Matthew Henson
Journal d’un explorateur noir au pôle Nord
160 p. ISBN 9782930601458. 18 €
Traduction et préface de Kamel Boukir
21 janvier 2020

 

 

Le 6 avril 1909, l’exporateur blanc Robert Peary conduit une expédition qui, pour la première fois dans l’histoire de l’humanité, atteint le pôle Nord. Dès son retour, il suscite la polémique avec Frederick Cook, un autre explorateur qui, lui aussi affirmait avoir atteint le pôle nord en 1908. La controverse sera tranchée par le Congrès des États-Unis, qui fit officiellement de Peary le premier vainqueur du pôle Nord. Mais l’histoire est tout autre : ni Cook, ni Peary ne furent les premiers à fouler la neige du pôle Nord.  Matthew Henson est né en 1866 dans l’état du Maryland. Fils d’esclaves affranchis, après avoir passé plusieurs années à Baltimore, une ville « noire » à la jonction de l’Underground Railway et des expéditions maritimes, il fut l’accompagnateur « ami » de Peary lors des sept voyages dans l’Arctique de ce dernier, y compris lors de l’expédition de 1908-1909 qui atteint le pôle Nord géographique en avril 1909. Après moult débats, il fut établi que Matthew Henson fut bel et bien le premier homme à atteindre le pôle Nord.

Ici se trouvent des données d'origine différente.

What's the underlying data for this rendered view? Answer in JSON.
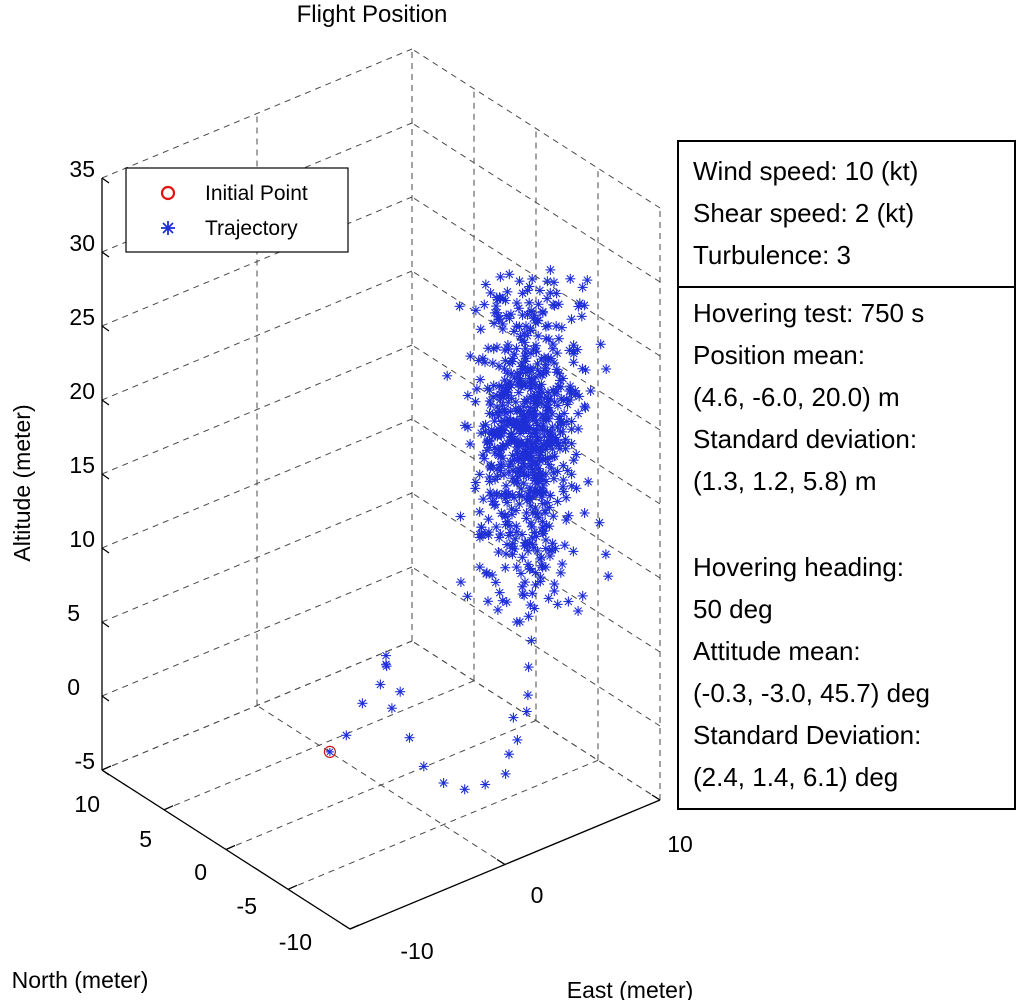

Mais il faudra attendre 1988 pour qu’il soit officiellement reconnu comme étant le premier à avoir atteint la cime du monde, et l’année 2000 pour qu’il soit récipiendaire de la médaille Hubbard, décernée à titre posthume – une récompense remise par la National Geographic Society pour des distinctions dans les domaines de l’exploration, de la découverte et de la recherche. Pourquoi cette reconnaissance tardive ? Pourquoi, pendant si longtemps, Peary reçut seul tous les honneurs, alors que la présence de Henson fut occultée (quand il est cité, il est réduit à n’être qu’un porteur) ? Pourquoi Peary, à son retour du pôle Nord, fut nommé à des postes prestigieux, alors qu’Henson devint gardien de parking ? Parce que Henson était noir de peau, et que les préjugés racistes de l’époque rendaient impossible la possibilité de penser qu’Afro-Américain ait pu vaincre le froid polaire…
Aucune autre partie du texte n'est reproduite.